L'influence de Botticelli

L'influence de Botticelli sur ses contemporains ne fut pas en rapport avec la très haute qualité de sa peinture. Seul son jeune élève Filippino Lippi comprit son style aristocratique et difficile. Ses autres imitateurs florentins (par exemple Jacopo del Sellajo, Bartolomeo di Giovanni, qui collabora avec lui pour les Cassoni de l'histoire de Nastagio degli Onesti, au Prado) saisirent mal son art et traduisirent les cadences fluides de la ligne, l'enchevêtrement de ses corps en maladroits schémas mécaniques. Botticelli n'exerça aucune attraction sur les artistes des débuts du XVIe s., attirés désormais par la " manière nouvelle ", proposée à Florence même par Léonard de Vinci, Michel-Ange et Raphaël.

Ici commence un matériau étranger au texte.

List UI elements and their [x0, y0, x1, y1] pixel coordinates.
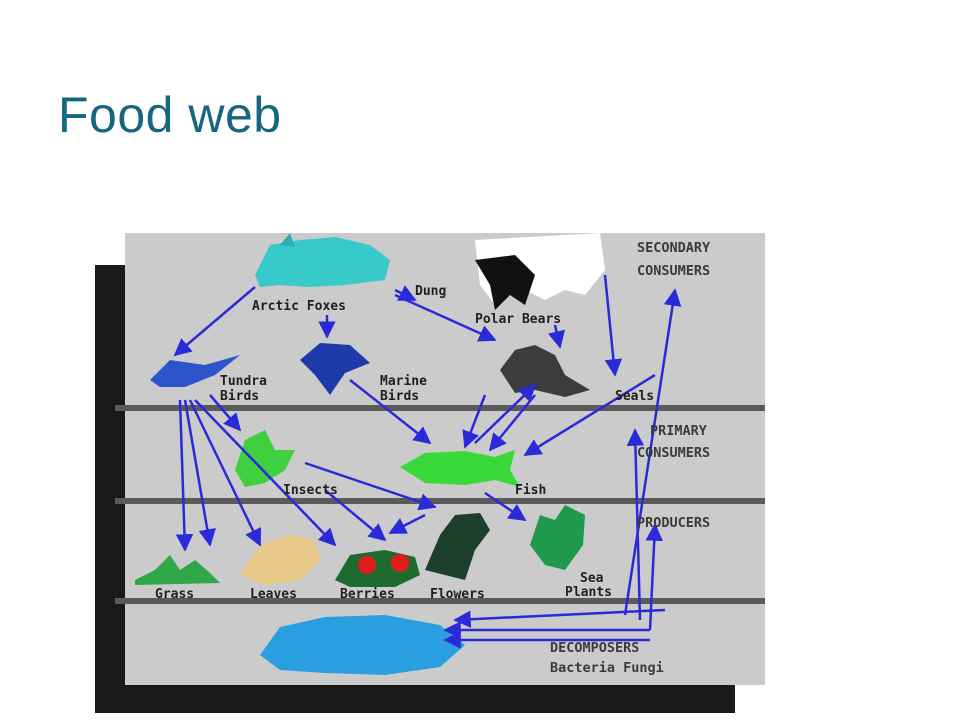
- level-primary-line2: CONSUMERS: [637, 445, 710, 461]
- label-tundra: Tundra: [220, 374, 267, 389]
- label-berries: Berries: [340, 587, 395, 602]
- label-marine: Marine: [380, 374, 427, 389]
- divider-secondary-primary: [115, 405, 765, 411]
- marine-bird-image: [300, 343, 370, 395]
- slide-title: Food web: [58, 87, 282, 143]
- sea-plant-image: [530, 505, 585, 570]
- label-insects: Insects: [283, 483, 338, 498]
- leaves-image: [240, 535, 320, 585]
- tundra-bird-image: [150, 355, 240, 387]
- frame-shadow-left: [95, 265, 125, 710]
- label-grass: Grass: [155, 587, 194, 602]
- divider-primary-producers: [115, 498, 765, 504]
- label-flowers: Flowers: [430, 587, 485, 602]
- grass-image: [135, 555, 220, 585]
- insect-image: [235, 430, 295, 487]
- label-sea-plants: Plants: [565, 585, 612, 600]
- label-tundra-birds: Birds: [220, 389, 259, 404]
- label-sea: Sea: [580, 571, 604, 586]
- fish-image: [400, 450, 520, 487]
- polar-bear-image: [475, 233, 605, 310]
- label-marine-birds: Birds: [380, 389, 419, 404]
- frame-shadow-bottom: [95, 685, 735, 713]
- level-producers: PRODUCERS: [637, 515, 710, 531]
- level-primary-line1: PRIMARY: [650, 423, 708, 439]
- label-arctic-foxes: Arctic Foxes: [252, 299, 346, 314]
- bacteria-fungi-image: [260, 615, 465, 675]
- label-leaves: Leaves: [250, 587, 297, 602]
- level-bacteria-fungi: Bacteria Fungi: [550, 660, 664, 676]
- label-polar-bears: Polar Bears: [475, 312, 561, 327]
- food-web-diagram: Dung Arctic Foxes Polar Bears Tundra Bir…: [95, 233, 765, 713]
- label-seals: Seals: [615, 389, 654, 404]
- level-decomposers: DECOMPOSERS: [550, 640, 639, 656]
- flowers-image: [425, 513, 490, 580]
- berries-image: [335, 550, 420, 587]
- label-fish: Fish: [515, 483, 546, 498]
- label-dung: Dung: [415, 284, 446, 299]
- arctic-fox-image: [255, 233, 390, 287]
- level-secondary-line2: CONSUMERS: [637, 263, 710, 279]
- level-secondary-line1: SECONDARY: [637, 240, 711, 256]
- food-web-arrows: [173, 274, 682, 649]
- divider-producers-decomposers: [115, 598, 765, 604]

Dans le domaine des arts figuratifs, il avait été l'interprète singulier de cet humanisme aristocratique qui se rattachait à la société des Médicis, de cet idéalisme poétique opposé à l'art bourgeois de Ghirlandaio et au réalisme fantastique de Piero di Cosimo.
   Longtemps oublié, il devait être redécouvert à la fin du XIXe s., suscitant, en particulier dans l'intelligentsia britannique, des préraphaélites aux artistes de l'Art nouveau, une admiration passionnée qui lui avait été refusée à la fin de sa vie.